Expressed in dollar terms, the foreign currency assets (FCAs) include the effect of appreciation or depreciation of non-US units like the euro, pound and yen held in the foreign exchange reserves.
India’s forex kitty had jumped $3.553 billion to $599.529 billion for the week ended May 12.
India’s total FCA saw a dip of $4.654 billion to $524.945 billion.
Gold reserves fell by $1.227 billion to $45.127 billion while SDRs fell by $137 million to $18.276 billion.
India’s reserve position in the IMF saw a dip of $35 million to $5.130 billion.
The Indian rupee rose on Friday and snapped two straight weeks of losses as persistent dollar inflows into equities helped offset the impact from a broadly strong dollar. The rupee ended up 0.2% to 82.5750 versus the U.S. dollar. The currency has recovered from a near three-month low of 82.85 hit earlier in the week. The rupee ended up 0.1% for the week.It can be noted that in October 2021, the country’s forex kitty had reached an all-time high of USD 645 billion. The reserves have been declining as the central bank deploys the kitty to defend the rupee amid pressures caused majorly by global developments.

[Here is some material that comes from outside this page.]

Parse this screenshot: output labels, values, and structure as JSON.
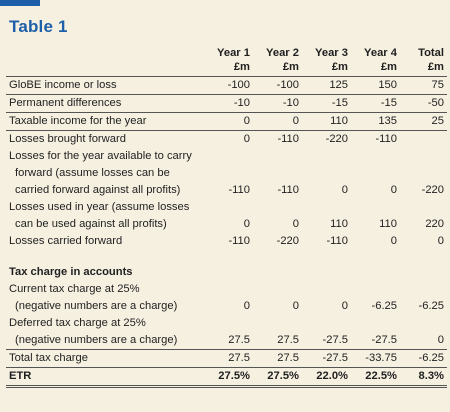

India has a strong foreign exchange reserve and the country is in a comfortable position to meet all the requirements even in any worst-case scenario in the next five-six years, Commerce and industry Minister Piyush Goyal said earlier this week.
On forex reserves, he said: “We have strong foreign exchange reserves… In the worst case with whatever difficulty anybody may have, India is comfortable for the next 5 or 6 years, given our forex reserves today, to be able to meet our forex requirements.”